Quick reference terms (condensed definitions)

  • Epiphysis: end of a long bone separated from the shaft by the growth plate; site for joint articulation.

  • Diaphysis: shaft of a long bone; contains the medullary cavity; cortical (compact) bone forms the hard outer shell.

  • Periosteum: outer fibrous membrane covering bone; attachment site for tendons/ligaments.

  • Endosteum: inner lining of bone's medullary cavity.

  • Medullary cavity: central cavity of bone containing yellow (fatty) marrow in adults; red marrow in some regions.

  • Articular cartilage: hyaline cartilage covering joint ends; reduces friction and absorbs load.

  • Labrum/menisci: fibrocartilaginous structures that improve joint congruence and stability.

  • Growth plate (epiphyseal plate): cartilage zone for longitudinal bone growth in children.

  • Apophysis: tendon/ligament attachment site near growth plates; prone to apophysitis in adolescence.

  • Osteoblasts/osteoclasts: bone-forming vs bone-resorbing cells; balance governs bone density.

  • Wolff's Law: bone adapts to the loads it experiences.

  • Davis's Law: soft tissues adapt to the stresses placed on them.

  • Synarthrodial: immovable joints (e.g., skull sutures).

  • Amphiarthrodial: slightly movable joints (e.g., pubic symphysis).

  • Diarthrodial: freely movable joints with a synovial capsule.

  • Six diarthrodial types: gliding (arthrodial), hinge, pivot, condyloid, ball-and-socket, saddle.

  • Degrees of freedom: how many planes a joint can move in (1, 2, or 3).

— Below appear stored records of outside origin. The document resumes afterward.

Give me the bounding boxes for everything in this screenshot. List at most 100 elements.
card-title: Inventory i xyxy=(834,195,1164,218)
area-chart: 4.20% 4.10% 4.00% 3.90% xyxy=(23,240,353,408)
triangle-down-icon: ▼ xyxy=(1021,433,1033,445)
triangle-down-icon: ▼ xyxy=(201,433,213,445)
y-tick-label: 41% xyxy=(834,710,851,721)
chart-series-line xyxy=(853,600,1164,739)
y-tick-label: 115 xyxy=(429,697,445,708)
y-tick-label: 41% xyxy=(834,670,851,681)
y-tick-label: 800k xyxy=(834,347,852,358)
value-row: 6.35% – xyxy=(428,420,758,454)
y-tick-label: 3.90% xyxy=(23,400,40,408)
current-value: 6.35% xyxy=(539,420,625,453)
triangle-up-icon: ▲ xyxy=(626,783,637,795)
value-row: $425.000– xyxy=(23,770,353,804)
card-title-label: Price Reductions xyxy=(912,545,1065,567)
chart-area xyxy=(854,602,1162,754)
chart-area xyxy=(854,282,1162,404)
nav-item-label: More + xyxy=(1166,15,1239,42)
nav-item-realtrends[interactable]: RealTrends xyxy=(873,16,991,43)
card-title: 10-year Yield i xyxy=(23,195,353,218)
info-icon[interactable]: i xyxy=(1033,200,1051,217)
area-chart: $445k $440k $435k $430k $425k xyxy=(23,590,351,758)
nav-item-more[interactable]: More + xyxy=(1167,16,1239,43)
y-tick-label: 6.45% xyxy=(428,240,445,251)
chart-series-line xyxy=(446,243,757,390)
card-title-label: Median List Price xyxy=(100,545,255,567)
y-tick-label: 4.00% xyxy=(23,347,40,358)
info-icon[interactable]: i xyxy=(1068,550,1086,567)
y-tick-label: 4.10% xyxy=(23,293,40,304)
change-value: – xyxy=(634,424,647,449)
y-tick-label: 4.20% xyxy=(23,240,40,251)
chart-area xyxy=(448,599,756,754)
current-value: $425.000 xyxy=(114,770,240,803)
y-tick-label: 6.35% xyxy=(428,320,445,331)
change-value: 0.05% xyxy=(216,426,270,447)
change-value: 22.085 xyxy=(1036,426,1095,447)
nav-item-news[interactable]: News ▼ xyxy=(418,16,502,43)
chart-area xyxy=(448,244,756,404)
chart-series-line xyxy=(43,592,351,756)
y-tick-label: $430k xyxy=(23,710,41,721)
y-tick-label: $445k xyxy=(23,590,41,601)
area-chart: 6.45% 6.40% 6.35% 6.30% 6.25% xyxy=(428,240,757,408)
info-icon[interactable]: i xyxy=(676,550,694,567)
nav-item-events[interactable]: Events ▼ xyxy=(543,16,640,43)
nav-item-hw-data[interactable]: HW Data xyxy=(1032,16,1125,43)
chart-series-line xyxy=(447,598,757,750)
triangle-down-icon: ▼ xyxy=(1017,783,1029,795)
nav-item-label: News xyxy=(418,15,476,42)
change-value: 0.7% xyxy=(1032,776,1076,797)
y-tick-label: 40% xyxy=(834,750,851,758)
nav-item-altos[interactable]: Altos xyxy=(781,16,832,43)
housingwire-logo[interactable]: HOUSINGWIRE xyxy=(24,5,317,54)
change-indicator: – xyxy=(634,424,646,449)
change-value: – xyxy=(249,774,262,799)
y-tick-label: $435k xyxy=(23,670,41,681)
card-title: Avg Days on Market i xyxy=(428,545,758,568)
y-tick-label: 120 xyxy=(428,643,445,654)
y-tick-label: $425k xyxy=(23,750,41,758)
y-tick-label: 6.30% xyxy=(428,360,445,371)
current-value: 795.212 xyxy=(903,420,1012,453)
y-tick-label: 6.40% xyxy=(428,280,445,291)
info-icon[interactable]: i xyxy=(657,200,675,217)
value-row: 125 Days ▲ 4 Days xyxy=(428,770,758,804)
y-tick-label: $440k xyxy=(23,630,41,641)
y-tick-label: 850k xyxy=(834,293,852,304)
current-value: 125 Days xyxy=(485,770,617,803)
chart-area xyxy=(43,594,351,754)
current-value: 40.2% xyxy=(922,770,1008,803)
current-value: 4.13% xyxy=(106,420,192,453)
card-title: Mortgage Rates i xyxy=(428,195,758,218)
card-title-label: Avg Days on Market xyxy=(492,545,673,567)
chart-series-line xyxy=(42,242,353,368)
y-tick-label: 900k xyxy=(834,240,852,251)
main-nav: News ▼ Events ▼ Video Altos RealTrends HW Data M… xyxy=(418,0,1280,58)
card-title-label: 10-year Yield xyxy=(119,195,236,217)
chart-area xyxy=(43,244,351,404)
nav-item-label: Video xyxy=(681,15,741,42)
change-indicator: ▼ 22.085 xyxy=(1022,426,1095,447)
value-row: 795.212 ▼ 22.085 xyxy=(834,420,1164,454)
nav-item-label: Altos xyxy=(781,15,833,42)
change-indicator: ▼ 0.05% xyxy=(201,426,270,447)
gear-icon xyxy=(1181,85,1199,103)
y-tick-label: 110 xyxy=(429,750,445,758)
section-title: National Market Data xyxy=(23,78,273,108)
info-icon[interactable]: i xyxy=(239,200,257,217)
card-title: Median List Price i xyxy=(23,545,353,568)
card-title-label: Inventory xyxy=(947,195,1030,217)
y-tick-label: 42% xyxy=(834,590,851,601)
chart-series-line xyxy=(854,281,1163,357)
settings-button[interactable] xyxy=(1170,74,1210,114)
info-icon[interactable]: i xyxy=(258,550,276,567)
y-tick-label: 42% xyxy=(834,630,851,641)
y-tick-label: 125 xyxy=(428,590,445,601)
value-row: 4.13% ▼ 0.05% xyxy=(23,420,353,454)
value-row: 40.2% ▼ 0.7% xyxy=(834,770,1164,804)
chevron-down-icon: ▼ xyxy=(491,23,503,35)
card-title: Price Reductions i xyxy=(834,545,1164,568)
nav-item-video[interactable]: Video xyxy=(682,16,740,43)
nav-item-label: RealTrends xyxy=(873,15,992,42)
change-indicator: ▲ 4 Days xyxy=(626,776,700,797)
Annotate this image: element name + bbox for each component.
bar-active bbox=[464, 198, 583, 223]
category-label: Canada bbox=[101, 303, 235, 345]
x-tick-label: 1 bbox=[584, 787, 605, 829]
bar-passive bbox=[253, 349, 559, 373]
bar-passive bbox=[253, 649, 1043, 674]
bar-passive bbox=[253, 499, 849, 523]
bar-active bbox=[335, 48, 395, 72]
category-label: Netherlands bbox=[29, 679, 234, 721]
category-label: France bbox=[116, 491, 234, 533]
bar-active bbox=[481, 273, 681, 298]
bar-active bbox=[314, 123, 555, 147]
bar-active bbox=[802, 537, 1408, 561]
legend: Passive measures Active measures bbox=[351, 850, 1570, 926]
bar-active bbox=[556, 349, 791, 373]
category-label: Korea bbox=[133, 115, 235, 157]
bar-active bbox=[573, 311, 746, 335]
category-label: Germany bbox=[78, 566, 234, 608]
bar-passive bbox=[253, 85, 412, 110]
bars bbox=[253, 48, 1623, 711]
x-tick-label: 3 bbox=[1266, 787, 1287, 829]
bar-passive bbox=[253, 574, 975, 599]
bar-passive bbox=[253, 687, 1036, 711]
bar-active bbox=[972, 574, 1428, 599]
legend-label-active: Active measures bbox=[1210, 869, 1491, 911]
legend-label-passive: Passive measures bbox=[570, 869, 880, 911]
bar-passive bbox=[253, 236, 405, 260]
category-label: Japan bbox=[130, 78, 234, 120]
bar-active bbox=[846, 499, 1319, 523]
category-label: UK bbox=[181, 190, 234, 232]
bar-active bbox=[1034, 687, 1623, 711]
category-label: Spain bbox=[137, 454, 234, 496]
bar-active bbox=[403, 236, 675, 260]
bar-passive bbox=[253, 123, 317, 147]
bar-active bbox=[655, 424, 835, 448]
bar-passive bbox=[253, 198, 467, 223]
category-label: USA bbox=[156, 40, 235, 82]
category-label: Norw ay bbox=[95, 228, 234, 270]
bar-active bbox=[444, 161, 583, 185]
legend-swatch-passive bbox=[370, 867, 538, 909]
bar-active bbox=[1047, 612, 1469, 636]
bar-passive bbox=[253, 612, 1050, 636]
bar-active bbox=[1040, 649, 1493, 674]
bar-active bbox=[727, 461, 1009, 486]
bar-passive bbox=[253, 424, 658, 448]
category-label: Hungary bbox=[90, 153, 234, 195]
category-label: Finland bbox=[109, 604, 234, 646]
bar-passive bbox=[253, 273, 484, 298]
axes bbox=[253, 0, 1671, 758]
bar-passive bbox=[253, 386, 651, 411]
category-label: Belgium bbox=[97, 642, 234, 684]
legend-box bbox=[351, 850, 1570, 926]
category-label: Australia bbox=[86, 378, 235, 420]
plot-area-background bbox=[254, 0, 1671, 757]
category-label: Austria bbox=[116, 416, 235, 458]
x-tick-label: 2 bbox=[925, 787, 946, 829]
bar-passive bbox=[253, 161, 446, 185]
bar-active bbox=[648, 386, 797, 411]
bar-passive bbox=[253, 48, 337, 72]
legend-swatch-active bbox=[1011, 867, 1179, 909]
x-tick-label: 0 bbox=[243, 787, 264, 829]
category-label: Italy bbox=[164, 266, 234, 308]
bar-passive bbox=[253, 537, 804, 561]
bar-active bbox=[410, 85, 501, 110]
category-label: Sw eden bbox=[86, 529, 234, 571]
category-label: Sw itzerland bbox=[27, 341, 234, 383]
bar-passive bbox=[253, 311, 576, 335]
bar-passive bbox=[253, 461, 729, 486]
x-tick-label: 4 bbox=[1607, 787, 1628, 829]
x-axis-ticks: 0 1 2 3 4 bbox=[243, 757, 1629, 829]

  • Accessory joint motions (arthrokinematics): roll, glide, spin; depend on concave-convex relationships.

  • Open kinetic chain vs closed kinetic chain: distal segment moves freely vs fixed.

  • ROM measurement: use goniometer; degrees of freedom give a practical sense of joint flexibility.

  • Common clinical conditions mentioned: Osgood-Schlatter disease, Sever’s disease, apophysitis, avulsion fractures, osteopenia/osteoporosis (context of aging bones).